Это было в первый год моей соловецкой жизни. Я томился еще на общих работах, рубил в лесу укутанные в снежные шубы стройные и строгие ели, очищал их от сучьев и выволакивал на дорогу. Последнее было самым трудным: нести вдвоем на плечах десятипудовый балан, пробиваться иногда по пояс в снегу, то роняя проклятое бревно, то падая вместе с ним, и совершать в день по двадцать таких переходов длиной в полкилометра каждый было под силу далеко не всем из лесорубов, а слабым старикам и непривычным к физическому труду — совсем невозможно. Но мы с моим партнером, мичманом Г-ским, были молоды, тренированы спортом и службой, он — во флоте, я — в кавалерии. Мы были здоровы и, научившись владеть топором, урок выполняли. Страдать нам приходилось только от голода, так как оба были бедны, как церковные крысы, и от вшей при ночевках на третьем этаже нар общежития в руинах Преображенского собора.

Но свет не без добрых людей. Даже на Соловках. Правдами и неправдами нас перетащили в десятую роту, состоявшую из учрежденцев и спецов. Я попал шестым постояльцем в просторную келью.
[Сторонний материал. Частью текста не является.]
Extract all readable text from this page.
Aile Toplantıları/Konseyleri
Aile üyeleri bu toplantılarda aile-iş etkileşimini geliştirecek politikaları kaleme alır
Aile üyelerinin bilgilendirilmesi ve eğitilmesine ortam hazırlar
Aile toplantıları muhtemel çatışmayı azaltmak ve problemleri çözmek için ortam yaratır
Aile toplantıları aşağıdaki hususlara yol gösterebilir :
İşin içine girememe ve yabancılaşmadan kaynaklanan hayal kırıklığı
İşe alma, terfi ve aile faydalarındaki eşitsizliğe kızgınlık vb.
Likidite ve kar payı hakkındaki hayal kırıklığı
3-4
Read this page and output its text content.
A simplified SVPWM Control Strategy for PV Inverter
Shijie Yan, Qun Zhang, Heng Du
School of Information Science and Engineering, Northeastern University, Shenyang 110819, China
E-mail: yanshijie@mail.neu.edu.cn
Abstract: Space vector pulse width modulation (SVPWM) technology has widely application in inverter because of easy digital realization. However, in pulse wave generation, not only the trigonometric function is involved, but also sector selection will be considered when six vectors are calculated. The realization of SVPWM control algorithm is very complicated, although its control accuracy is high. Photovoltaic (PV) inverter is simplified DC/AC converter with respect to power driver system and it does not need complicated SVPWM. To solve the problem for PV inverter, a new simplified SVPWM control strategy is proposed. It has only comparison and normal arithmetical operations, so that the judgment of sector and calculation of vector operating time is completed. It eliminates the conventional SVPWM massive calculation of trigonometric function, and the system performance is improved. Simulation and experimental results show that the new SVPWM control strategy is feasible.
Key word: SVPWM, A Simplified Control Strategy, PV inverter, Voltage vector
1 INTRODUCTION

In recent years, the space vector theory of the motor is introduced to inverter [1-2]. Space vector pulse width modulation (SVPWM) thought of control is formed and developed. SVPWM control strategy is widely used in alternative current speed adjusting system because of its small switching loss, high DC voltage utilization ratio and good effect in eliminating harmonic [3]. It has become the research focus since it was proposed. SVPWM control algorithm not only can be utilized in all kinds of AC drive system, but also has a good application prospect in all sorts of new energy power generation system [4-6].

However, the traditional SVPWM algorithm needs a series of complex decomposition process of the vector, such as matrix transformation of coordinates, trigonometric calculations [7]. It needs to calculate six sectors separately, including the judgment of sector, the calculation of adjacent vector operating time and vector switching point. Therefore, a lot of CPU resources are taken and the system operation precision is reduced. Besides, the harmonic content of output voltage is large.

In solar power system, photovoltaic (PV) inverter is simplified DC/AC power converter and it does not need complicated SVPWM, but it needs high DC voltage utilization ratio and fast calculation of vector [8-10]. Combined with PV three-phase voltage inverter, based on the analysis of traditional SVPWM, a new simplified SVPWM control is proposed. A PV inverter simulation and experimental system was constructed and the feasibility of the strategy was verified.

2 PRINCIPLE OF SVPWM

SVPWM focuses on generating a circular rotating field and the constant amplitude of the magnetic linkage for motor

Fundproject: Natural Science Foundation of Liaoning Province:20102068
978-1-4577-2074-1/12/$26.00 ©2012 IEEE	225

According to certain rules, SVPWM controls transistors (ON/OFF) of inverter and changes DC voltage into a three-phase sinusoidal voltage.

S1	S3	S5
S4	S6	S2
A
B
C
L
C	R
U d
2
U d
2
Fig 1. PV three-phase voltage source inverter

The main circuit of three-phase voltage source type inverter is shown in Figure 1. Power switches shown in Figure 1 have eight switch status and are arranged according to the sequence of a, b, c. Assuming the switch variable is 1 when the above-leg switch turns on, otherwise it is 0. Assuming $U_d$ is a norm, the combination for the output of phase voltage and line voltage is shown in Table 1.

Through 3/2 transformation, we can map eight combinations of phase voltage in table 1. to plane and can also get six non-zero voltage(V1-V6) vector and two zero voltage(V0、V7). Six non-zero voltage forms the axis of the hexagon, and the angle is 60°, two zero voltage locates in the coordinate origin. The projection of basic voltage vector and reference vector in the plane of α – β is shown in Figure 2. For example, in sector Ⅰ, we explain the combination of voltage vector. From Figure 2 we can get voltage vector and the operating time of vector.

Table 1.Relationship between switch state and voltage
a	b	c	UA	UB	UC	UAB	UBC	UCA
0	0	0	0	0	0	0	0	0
Сожители были славными людьми, и жили мы дружно, верили друг другу, говорили свободно и единодушно боролись с тяготами режима, то посильно протестуя, то обходя их, ловчась и хитря.

Но все мы были различны в своих «вчера» и «сегодня».

Старшим по камере был Миша Егоров, «Парижанин», здесь и завязалась моя с ним дружба. Он, как полагалось старшему, занимал стоявший около печки непомерный и столь же неуклюжий «бегемот» — оставшийся от монахов широкий деревянный диван, жесткий, но со спинкой. На другом таком же диване — в нашей келье в монастырское время жили два монаха — помещался его друг еще по коммерческому училищу — Вася Овчинников, тоже московский купец, но с Рогожской, старообрядец, воспитанный в строгой, еще хранившей вековой уклад семье и в столь же строгих правилах древнего русского благочестия. Приятели любили друг друга, но это не мешало им постоянно пикироваться.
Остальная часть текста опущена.